Essa coexistência de diferentes temporalidades, esse trânsito entre o visível e invisível, são componentes da cosmovisão de matriz africana, dinâmicas que importantes pensadores e pensadoras negros contemporâneas nos estão desvelando por meio de diferentes abordagens da noção de transtemporalidade e sua relação com as ancestralidades, como venho aprendendo com estudiosos como Tiganá Santana e Leda Maria Martins e poeticamente retratado no lindo poema de Conceição Evaristo, Vozes-mulheres

“A voz de minha filha recolhe em si a fala e o ato. O ontem – o hoje – o agora. Na voz de minha filha se fará ouvir a ressonância o eco da vida-liberdade.”

CONCEIÇÃO EVARISTO
Trecho do poema ‘Vozes-mulheres’, citado por Sueli Carneiro

Quando olha a sua vida em retrospecto o que mais lhe emociona?

O que mais me toca e emociona é o atual protagonismo das jovens negras da atualidade, que considero o fato mais auspicioso a comemorar; um protagonismo vibrante, plural, afirmativo, corajoso, são jovens negras dando continuidade as lutas de várias gerações que as antecederam e que eu estou tendo o privilégio de assistir assumindo a liderança de nossa luta por emancipação. Quando converso com elas gosto de contar que quando nós, as velhas feministas, nos reuníamos, costumávamos nos perguntar “onde está a nova geração?”, “quem assumirá o bastão?”, pois olhávamos ao redor e o que víamos era nós mesmas, cada vez mais cansadas.

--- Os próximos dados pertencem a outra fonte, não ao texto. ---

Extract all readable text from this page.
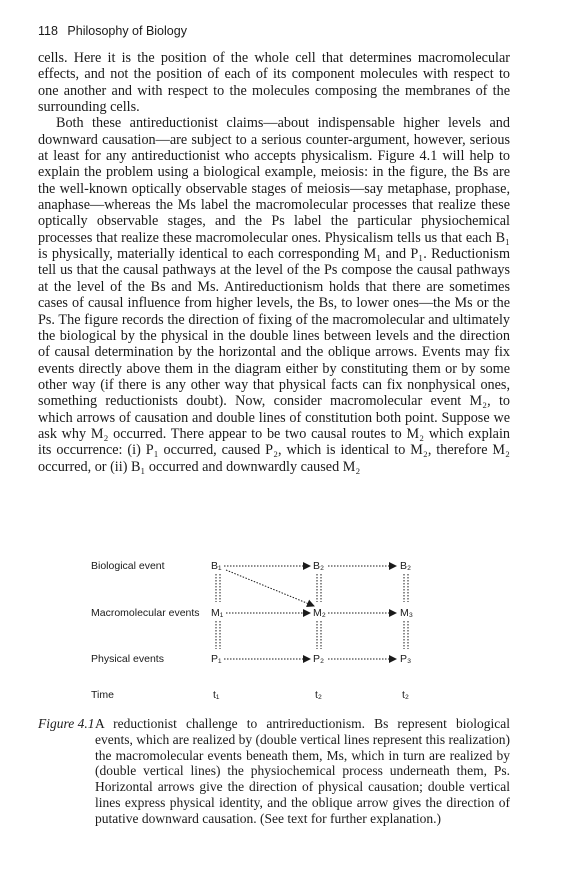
118 Philosophy of Biology

cells. Here it is the position of the whole cell that determines macromolecular effects, and not the position of each of its component molecules with respect to one another and with respect to the molecules composing the membranes of the surrounding cells.

Both these antireductionist claims—about indispensable higher levels and downward causation—are subject to a serious counter-argument, however, serious at least for any antireductionist who accepts physicalism. Figure 4.1 will help to explain the problem using a biological example, meiosis: in the figure, the Bs are the well-known optically observable stages of meiosis—say metaphase, prophase, anaphase—whereas the Ms label the macromolecular processes that realize these optically observable stages, and the Ps label the particular physiochemical processes that realize these macromolecular ones. Physicalism tells us that each B₁ is physically, materially identical to each corresponding M₁ and P₁. Reductionism tell us that the causal pathways at the level of the Ps compose the causal pathways at the level of the Bs and Ms. Antireductionism holds that there are sometimes cases of causal influence from higher levels, the Bs, to lower ones—the Ms or the Ps. The figure records the direction of fixing of the macromolecular and ultimately the biological by the physical in the double lines between levels and the direction of causal determination by the horizontal and the oblique arrows. Events may fix events directly above them in the diagram either by constituting them or by some other way (if there is any other way that physical facts can fix nonphysical ones, something reductionists doubt). Now, consider macromolecular event M₂, to which arrows of causation and double lines of constitution both point. Suppose we ask why M₂ occurred. There appear to be two causal routes to M₂ which explain its occurrence: (i) P₁ occurred, caused P₂, which is identical to M₂, therefore M₂ occurred, or (ii) B₁ occurred and downwardly caused M₂

Biological event
Macromolecular events
Physical events
Time
B₁	B₂	B₂
M₁	M₂	M₃
P₁	P₂	P₃
t₁	t₂	t₂
Figure 4.1 A reductionist challenge to antrireductionism. Bs represent biological events, which are realized by (double vertical lines represent this realization) the macromolecular events beneath them, Ms, which in turn are realized by (double vertical lines) the physiochemical process underneath them, Ps. Horizontal arrows give the direction of physical causation; double vertical lines express physical identity, and the oblique arrow gives the direction of putative downward causation. (See text for further explanation.)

Agora quando lhes pergunto onde estavam, elas me respondem: “estávamos crescendo, Sueli, mas prestando muita atenção em vocês!” Então hoje, com alegria, eu digo: saudações a essas novas combatentes , que tanto honram a nossa história, que são continuidade e superação dos esforços de tantas gerações anteriores de mulheres negras. Saudações e gratidão por nos assegurar que a luta continua e está em boas mãos.

A Fundação Palmares tem apagado biografias de personalidades negras. Como vê a atuação da fundação no atual governo?

A Fundação Cultural Palmares foi criada em 1988, no bojo das lutas por democratização da sociedade brasileira que desembocaram na Constituição Cidadã. Ela faz parte das conquistas dos movimentos negros e movimentos de mulheres que criminalizaram o racismo,  destituíram o pátrio poder, legitimaram inciativas de ações afirmativas para grupos historicamente discriminados e ofertaram reconhecimento das terras dos remanescentes das comunidades dos quilombos. Conquistas que esse governo se esforça em destruir. A minha resposta a isso é a que temos dado em todas as conjunturas adversas: não importa o tempo que será necessário, faremos Palmares de novo.